Summary: calling app-destroy on already deleted gear throws error
Product: OpenShift Online Reporter: Rajat Chopra <rchopra>
Component: ContainersAssignee: Dan Mace <dmace>
Status: CLOSED CURRENTRELEASE QA Contact: libra bugs <libra-bugs>
Severity: medium Docs Contact:
Priority: unspecified    
Version: 2.xCC: bmeng, xtian, yadu
Target Milestone: ---   
Target Release: ---   
Hardware: Unspecified   
OS: Unspecified   
Whiteboard:
Fixed In Version: Doc Type: Bug Fix
Doc Text:
Story Points: ---
Clone Of: Environment:
Last Closed: 2013-09-19 16:48:16 UTC Type: Bug
Regression: --- Mount Type: ---
Documentation: --- CRM:
Verified Versions: Category: ---
oVirt Team: --- RHEL 7.3 requirements from Atomic Host:
Cloudforms Team: --- Target Upstream Version:
Embargoed:

Description Rajat Chopra 2013-08-26 19:26:55 UTC
Description of problem:

A gear destroy call may fail from the broker's point of view because of several reasons (mcoll timeout/activemq stoppage/network failure etc).
In such circumstances, a repeat call for gear destroy always returns an error from the node because the node apparently has no trace of the said gear anymore (it succeeded destroying the gear the previous time).

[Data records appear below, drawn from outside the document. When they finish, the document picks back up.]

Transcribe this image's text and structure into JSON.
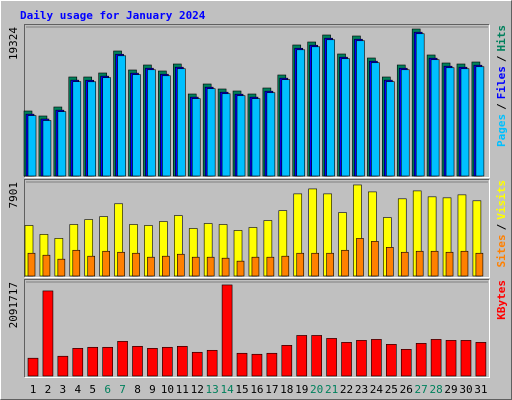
{
  "chart_data": [
    {
      "type": "bar",
      "title": "Daily usage for January 2024",
      "legend_separator": "/",
      "ylim": [
        0,
        19324
      ],
      "yticks": [
        19324
      ],
      "series": [
        {
          "name": "Hits",
          "color": "#00805c",
          "values": [
            8430,
            7782,
            8949,
            12840,
            12840,
            13359,
            16212,
            13748,
            14396,
            13618,
            14526,
            10635,
            11932,
            11284,
            11024,
            10635,
            11413,
            13099,
            16990,
            17379,
            18287,
            15823,
            18157,
            15304,
            12840,
            14396,
            19065,
            15693,
            14655,
            14526,
            14785
          ]
        },
        {
          "name": "Files",
          "color": "#0000ff",
          "values": [
            8020,
            7390,
            8540,
            12430,
            12420,
            12950,
            15790,
            13340,
            13980,
            13200,
            14110,
            10230,
            11520,
            10870,
            10610,
            10230,
            11000,
            12690,
            16570,
            16960,
            17870,
            15410,
            17740,
            14890,
            12430,
            13980,
            18650,
            15280,
            14240,
            14110,
            14370
          ]
        },
        {
          "name": "Pages",
          "color": "#00c0ff",
          "values": [
            7830,
            7190,
            8340,
            12230,
            12220,
            12750,
            15590,
            13140,
            13780,
            13000,
            13910,
            10030,
            11320,
            10670,
            10410,
            10030,
            10800,
            12490,
            16370,
            16760,
            17670,
            15210,
            17540,
            14690,
            12230,
            13780,
            18450,
            15080,
            14040,
            13910,
            14170
          ]
        }
      ]
    },
    {
      "type": "bar",
      "legend_separator": "/",
      "ylim": [
        0,
        7901
      ],
      "yticks": [
        7901
      ],
      "series": [
        {
          "name": "Visits",
          "color": "#ffff00",
          "values": [
            4243,
            3493,
            3160,
            4325,
            4741,
            4990,
            6071,
            4325,
            4242,
            4574,
            5073,
            3992,
            4408,
            4325,
            3826,
            4075,
            4657,
            5489,
            6903,
            7319,
            6903,
            5323,
            7652,
            7069,
            4907,
            6487,
            7153,
            6654,
            6570,
            6820,
            6321
          ]
        },
        {
          "name": "Sites",
          "color": "#ff8000",
          "values": [
            1913,
            1747,
            1414,
            2163,
            1664,
            2080,
            1996,
            1913,
            1580,
            1664,
            1830,
            1580,
            1580,
            1497,
            1248,
            1580,
            1580,
            1664,
            1913,
            1913,
            1913,
            2163,
            3160,
            2911,
            2412,
            1996,
            2080,
            2080,
            1996,
            2080,
            1913
          ]
        }
      ]
    },
    {
      "type": "bar",
      "ylim": [
        0,
        2091717
      ],
      "yticks": [
        2091717
      ],
      "categories": [
        "1",
        "2",
        "3",
        "4",
        "5",
        "6",
        "7",
        "8",
        "9",
        "10",
        "11",
        "12",
        "13",
        "14",
        "15",
        "16",
        "17",
        "18",
        "19",
        "20",
        "21",
        "22",
        "23",
        "24",
        "25",
        "26",
        "27",
        "28",
        "29",
        "30",
        "31"
      ],
      "category_colors": [
        "#000000",
        "#000000",
        "#000000",
        "#000000",
        "#000000",
        "#00805c",
        "#00805c",
        "#000000",
        "#000000",
        "#000000",
        "#000000",
        "#000000",
        "#00805c",
        "#00805c",
        "#000000",
        "#000000",
        "#000000",
        "#000000",
        "#000000",
        "#00805c",
        "#00805c",
        "#000000",
        "#000000",
        "#000000",
        "#000000",
        "#000000",
        "#00805c",
        "#00805c",
        "#000000",
        "#000000",
        "#000000"
      ],
      "series": [
        {
          "name": "KBytes",
          "color": "#ff0000",
          "values": [
            396000,
            1893000,
            440000,
            616000,
            639000,
            639000,
            771000,
            661000,
            616000,
            639000,
            661000,
            528000,
            572000,
            2026000,
            506000,
            484000,
            506000,
            683000,
            903000,
            903000,
            837000,
            749000,
            793000,
            815000,
            705000,
            594000,
            727000,
            815000,
            793000,
            793000,
            749000
          ]
        }
      ]
    }
  ]
}
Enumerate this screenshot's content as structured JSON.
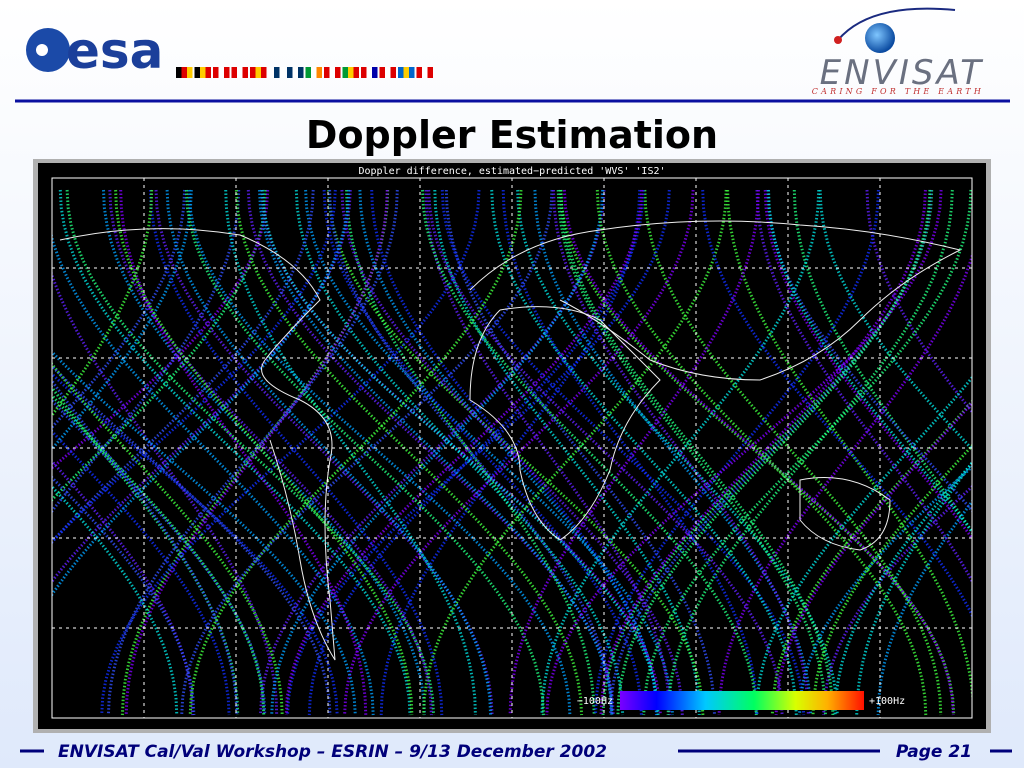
{
  "header": {
    "esa_logo": "esa",
    "envisat_logo": "ENVISAT",
    "envisat_tagline": "CARING FOR THE EARTH"
  },
  "title": "Doppler Estimation",
  "figure": {
    "title": "Doppler difference, estimated−predicted 'WVS' 'IS2'",
    "colorbar_min_label": "−100Hz",
    "colorbar_max_label": "+100Hz"
  },
  "footer": {
    "text": "ENVISAT Cal/Val Workshop – ESRIN – 9/13 December 2002",
    "page": "Page 21"
  }
}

This means that such applications always get stuck in mongo although the gear has already been destroyed cleanly. The node should respond with a 'success' if an app-destroy call is made for a gear that does not exist.


Version-Release number of selected component (if applicable):


How reproducible:

Difficult to reproduce on demand, but can be simulated.

Steps to Reproduce:
1. Temporarily introduce a non-zero exitcode with a gear-destroy call on the broker. This is to simulate a network error that fails to receive a response from the node after the app-destroy call has been made.
2. Try to delete the app again, using oo-admin-ctl-app -c destroy or otherwise.



Actual results:
Subsequent app/gear-destroy calls fail because the gear has already been deleted from the node.

Expected results:
Node should report success on app-destroy calls for gears that do not exist.

Additional info:

Comment 1 Rajat Chopra 2013-09-09 18:17:10 UTC
Its debatable whether the 'node' should return a zero exitcode on 'not found' situations. For our case here, though, its probably ok to have an warning message with a zero exitcode.

Comment 2 Dan Mace 2013-09-09 18:41:43 UTC
The node already behaves as desired; turns out there was a regression corrected by: https://github.com/openshift/origin-server/commit/1adf4900493e378f2df567762cb11bc1e9f1fd4e

Should be fixed in master. If it crops up again, be sure to attach logs.

Thanks!

Comment 3 Meng Bo 2013-09-10 07:33:26 UTC
Checked on devenv_3762,

1.Create app
2.Add "return 1" to the middle of "def oo-app-destroy" in mcollective/agent/openshift.rb
3.Restart mcollective and broker
4.Delete the app from rhc client
Will meet Node execution failure here.
5.Check the app on node
Should be deleted
6.Check the app on broker
Should be still existed
7.Remove the change in openshift.rb
8.Restart mcollective and broker
9.Try to destroy the app again via oo-admin-ctl-app
App is deleted successfully.

Move bug to verified.